Conséquences du non-respect de la Directive "Services" par le Code déontologie des professionnels de l'expertise comptable. D'abord, le Conseil d'Etat, qui avait sursis à statuer dans l'attente de la réponse de la CJUE, devra tirer les conséquences qui s'imposent à lui de la réponse ainsi donnée, et donc déclarer la disposition litigieuse illégale. Les autorités devront, par la suite, édicter de nouvelles dispositions encadrant le démarchage de clients par les experts-comptables.

Or, ne nous y trompons pas, ce que la CJUE a censuré en des termes fort explicites est l'interdiction totale de démarcher. Le droit national peut donc tout à fait encadrer la communication commerciale, et par conséquent la restreindre, y apporter des limites. Si la CJUE prohibe l'interdiction totale d'effectuer des actes de démarchage pour les experts-comptables, elle ne procède pas pour autant à une libéralisation totale du démarchage.

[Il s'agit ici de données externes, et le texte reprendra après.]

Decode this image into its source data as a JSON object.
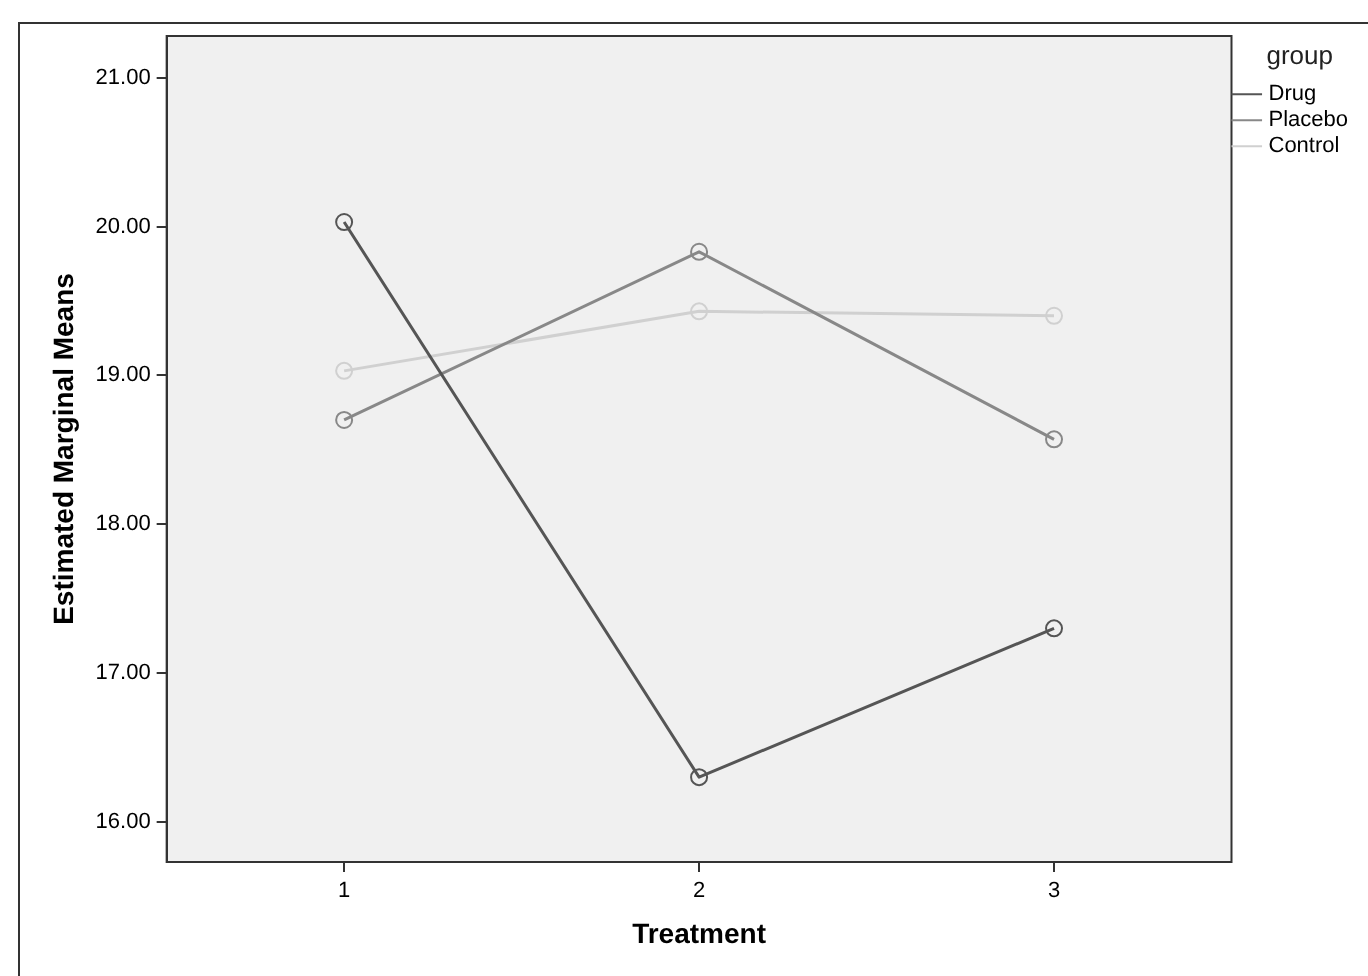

Alors, quelles sont les limites légitimes et légales qui pourront y être apportées ? Et bien, la réponse à cette question découle directement du droit de l'Union et plus précisément de la Directive "Services", dont l'article 24 prévoit que les communications commerciales faites par les professions réglementées doivent respecter les règles professionnelles, conformes au droit communautaire, qui visent notamment l'indépendance, la dignité et l'intégrité de la profession ainsi que le secret professionnel. On le voit, la marge de manoeuvre de ceux à qui il reviendra de réécrire cette disposition du Code de déontologie des professionnels de l'expertise comptable, à savoir l'ordre des experts-comptables, est suffisamment large pour prévoir des garde-fous et empêcher une libéralisation totale du démarchage qui contreviendrait assurément à l'indépendance des membres de cette profession. L'expert-comptable étant chargé de contrôler la comptabilité d'entreprises et d'organismes auxquels il n'est pas lié par un contrat de travail ainsi que d'attester la régularité et la sincérité des comptes de résultats de ces entreprises ou de ces organismes, il est indispensable que ce professionnel ne soit suspecté d'aucune complaisance vis-à-vis de ses clients.
Les restrictions apportées à la liberté de démarcher de nouveaux clients devront donc être strictement proportionnées au but poursuivi qui réside dans le respect des principes professionnels d'indépendance, de dignité et d'intégrité.

Enfin, l'arrêt du 5 avril 2011 est important car le principe ainsi posé de la non-conformité au droit communautaire de dispositions qui interdisent totalement le démarchage aux professions réglementées a vocation à s'appliquer à d'autres professions réglementées qui connaîtraient un sort identique. On pense évidemment tout de suite aux avocats pour lesquels l'article 66-4 de la loi du 31 décembre 1971 (loi n° 71-1130, portant réforme de certaines professions judiciaires et juridiques N° Lexbase : L6343AGZ), le décret du 25 août 1972 (décret n° 72-785 relatif au démarchage et à la publicité en matière de consultation et de rédaction d'actes juridiques N° Lexbase : L6642BHH ) et l'article 10-2 du RIN (N° Lexbase : L4063IP8) prohibent tout acte de démarchage, en quelque domaine que ce soit, et toute offre de service personnalisée adressée à un client potentiel. Il s'agit bien là d'une interdiction totale incompatible avec l'article 24 de la Directive "Services" !


(1) Cf., déjà en ce sens, CJCE, 10 mai 1995, C-384/93, points 28 et 38 (N° Lexbase : A1645AWT).